His house faces the western quadrant. We shall never know exactly why.

They keep us this way. Not knowing the contours of our neighbor’s lives.

It’s for the best they tell us & shutter our windows if we inquire too often.

Some say the old man lost his wife last Monday, others, a daughter raped.

Another suggests there was a son – gone bad or maybe lost to war.

The mad woman with one good eye & a crutch tried to trace her lost dog.

On Wednesday she found it hung by its neck from her bronze doorknob.

Nothing is as it seems. Our minister’s not been seen since December.

It’s rumored he left with the laundress who’d run afoul of the general.

If time were right & an offer made, most would find the means to go.
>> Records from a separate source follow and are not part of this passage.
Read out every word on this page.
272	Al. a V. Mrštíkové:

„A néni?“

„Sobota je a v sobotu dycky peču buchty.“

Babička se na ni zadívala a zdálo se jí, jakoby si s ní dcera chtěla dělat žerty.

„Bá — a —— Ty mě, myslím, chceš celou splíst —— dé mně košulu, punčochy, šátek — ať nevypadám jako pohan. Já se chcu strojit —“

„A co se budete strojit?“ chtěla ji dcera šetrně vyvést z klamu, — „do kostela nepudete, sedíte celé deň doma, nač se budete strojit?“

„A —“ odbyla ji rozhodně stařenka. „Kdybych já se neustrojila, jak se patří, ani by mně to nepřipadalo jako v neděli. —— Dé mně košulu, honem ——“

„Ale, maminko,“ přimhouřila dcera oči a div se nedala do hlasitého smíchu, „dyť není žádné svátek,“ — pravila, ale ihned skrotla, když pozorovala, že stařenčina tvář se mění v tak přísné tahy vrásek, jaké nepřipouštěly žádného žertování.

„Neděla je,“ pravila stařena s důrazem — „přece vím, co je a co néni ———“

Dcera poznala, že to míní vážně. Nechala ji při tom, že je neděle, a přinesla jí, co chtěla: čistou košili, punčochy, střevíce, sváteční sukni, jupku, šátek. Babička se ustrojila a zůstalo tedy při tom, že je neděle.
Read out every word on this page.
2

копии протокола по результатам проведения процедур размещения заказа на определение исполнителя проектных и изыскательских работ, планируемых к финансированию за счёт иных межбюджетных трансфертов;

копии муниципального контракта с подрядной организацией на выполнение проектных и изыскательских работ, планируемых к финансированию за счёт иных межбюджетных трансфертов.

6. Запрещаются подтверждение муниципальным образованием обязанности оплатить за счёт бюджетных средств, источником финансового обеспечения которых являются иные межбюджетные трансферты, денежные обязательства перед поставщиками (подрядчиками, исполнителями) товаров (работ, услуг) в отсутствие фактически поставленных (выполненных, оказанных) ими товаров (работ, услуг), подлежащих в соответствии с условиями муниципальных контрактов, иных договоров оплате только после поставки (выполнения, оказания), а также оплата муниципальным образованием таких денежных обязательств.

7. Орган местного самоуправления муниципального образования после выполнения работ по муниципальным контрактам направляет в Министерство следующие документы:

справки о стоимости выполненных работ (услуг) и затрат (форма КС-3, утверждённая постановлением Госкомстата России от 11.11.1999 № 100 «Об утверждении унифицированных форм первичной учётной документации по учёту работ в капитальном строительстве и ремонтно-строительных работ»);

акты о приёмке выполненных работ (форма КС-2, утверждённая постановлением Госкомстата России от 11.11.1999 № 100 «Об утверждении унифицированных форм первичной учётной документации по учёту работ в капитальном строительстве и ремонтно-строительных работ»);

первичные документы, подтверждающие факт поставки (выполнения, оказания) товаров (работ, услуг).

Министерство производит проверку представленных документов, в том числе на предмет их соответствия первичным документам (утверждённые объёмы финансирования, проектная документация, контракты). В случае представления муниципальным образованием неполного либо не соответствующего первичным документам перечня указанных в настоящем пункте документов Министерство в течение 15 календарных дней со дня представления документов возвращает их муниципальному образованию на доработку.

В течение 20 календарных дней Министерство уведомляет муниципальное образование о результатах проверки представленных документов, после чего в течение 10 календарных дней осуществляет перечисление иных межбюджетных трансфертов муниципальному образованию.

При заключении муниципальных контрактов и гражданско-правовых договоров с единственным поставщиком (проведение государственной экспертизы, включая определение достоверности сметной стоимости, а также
There’ve been those who have / found in the woods eaten by rats.

If it were his wife or daughter or son who will he have left to mourn?

Most have learned to take comfort in the passing of those most dear.

Joaquin’s son Jose was delivered home today in a blue plastic bag.

The VFW plans to reward the grieving family with a traditional fiesta.

To question ‘who holds the reins’ is to ask for confrontation or worse.

Is it best to live quietly in your relegated space & tend your vines?

I’ll never succumb to breast-beating over spilled blood or loss of love.

When my turn comes to walk the ramparts, I’ll do it with eyes wide shut

There’s a time to rage & a time to weep. I’ve lost the will for either.

Bury me soon – before I’m asked to believe again.